Dini ve siyasi mantığı nedeniyle fikri, ayrıca kendi dönemindeki Masonluk hareketine olan köklü inancı nedeniyle organizasyonel olarak Cemaleddin Afgani'nin etkisi ile Şii mezhebinde de benzer hareketler ortaya çıktı. Bu Şii hareketler ile Müslüman Kardeşler, kurucusu Hasan el-Benna ve yazarı Seyyid Kutub arasındaki iletişim erken dönemde başladı. Bu etki en iyi şekilde İran dini muhalefetinin çok etkili bir figürü olan Ayetullah el-Kaşani tarafından ifade edilmiştir. Humeyni onun ve Nevab Safevi’nin önderlik ettiği İslam Fedaileri hareketinin bir uzantısı olarak görülür.
Müslüman Kardeşler Sünniliği bir nebze olsun Şiileştirmeye çalışırken, İran dini muhalefeti de Şiiliği Sünnileştirmeye çalıştı. Bunu Humeyni devrimden sonra başardı. Humeyni'nin sekiz yıl boyunca Irak ile doğrudan savaş yoluyla "devrimi ihraç etme" konusunda başarısız olmasının ardından, ikinci Dini Lider Hamaney, siyasi Şiiliğe dayalı yeni bir yaklaşım benimsedi. Müslüman Kardeşler'den Sururiye, Hamas hareketi ve el-Kaide ile DEAŞ örgütlerine kadar Sünni siyasal İslam hareketleri de dönüp onun bayrağı altında birleştiler. Lübnan'da Hizbullah, Irak'ta Haşdi Şabi, Suriye'de milisler ve Yemen'de Husi hareketi gibi “azınlık vahşetini” temsil eden silahlı milis gruplar kurmayı başardı.
Hamas hareketinin siyasi olarak Şiileşmesinin ardından İsrail ve Tanrı’nın ezilmiş halkı, İran ve Ehl-i Beytin maruz kaldığı zulüm gibi bölgedeki tarihi mağduriyetler, Filistin halkına yapılan utanç verici tarihi adaletsizlik ile Filistin'de buluştu. Batılı ülkeler ile ABD’nin bu adaletsizlikler karşısındaki tutumu, bugün İsrail ile İran arasında var olan ve bölgeyi yakma tehlikesi taşıyan çatışmanın pek çok ayrıntısını açıklıyor.

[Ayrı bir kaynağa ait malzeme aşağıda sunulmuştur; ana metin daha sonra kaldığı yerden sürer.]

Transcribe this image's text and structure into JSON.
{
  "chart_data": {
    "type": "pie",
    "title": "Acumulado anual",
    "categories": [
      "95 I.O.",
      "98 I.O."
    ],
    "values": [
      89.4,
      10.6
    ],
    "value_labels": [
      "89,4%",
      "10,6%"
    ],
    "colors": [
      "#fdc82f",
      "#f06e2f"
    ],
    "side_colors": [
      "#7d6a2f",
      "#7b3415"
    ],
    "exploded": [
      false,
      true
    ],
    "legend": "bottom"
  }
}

İsrail, ait olmadığı bir bölgede kuruluşundan bu yana inşa etmeye gayret ettiği sert caydırıcılık silahını bu kez, onlarca yıldır İslam Devrimi hayalleri ve Pers İmparatorluğu illüzyonları üzerinden hegemonyasını genişletmeye çalışan İran’a karşı yeniden kazanmaya başladı. Bugünkü sahnenin okumasına en çok hakim olan yanılsamalardan biri, İsrail'in bu politikasının yalnızca Binyamin Netanyahu'nun şahsıyla bağlantılı olduğu yanılsamasıdır. Halbuki bu İsrail içinde de güçlü bir şekilde destekleniyor ve tek fark yalnızca ifade edilme biçimindedir.
Son olarak, Suudi Arabistan ve BAE öncülüğünde Arap Körfez ülkelerinin tanık olduğu, bölgedeki şiddetli çatışmanın tarafı olan ülkeleri korkutan tarihi rönesansla birlikte, eski ve yeni, katil kimliklerin tüm ayrıntılarını temsil eden tüm bu arka planların anlaşılması gerekiyor. Çünkü bunu herhangi bir gerekçeyle ihmal etmek, görmezden gelmek son derece tehlikeli bir ihmaldir ve bu kimlik çatışması tüm boyutlarıyla sayıların veya “sosyal medyanın” diline bırakılmayacak kadar tehlikelidir.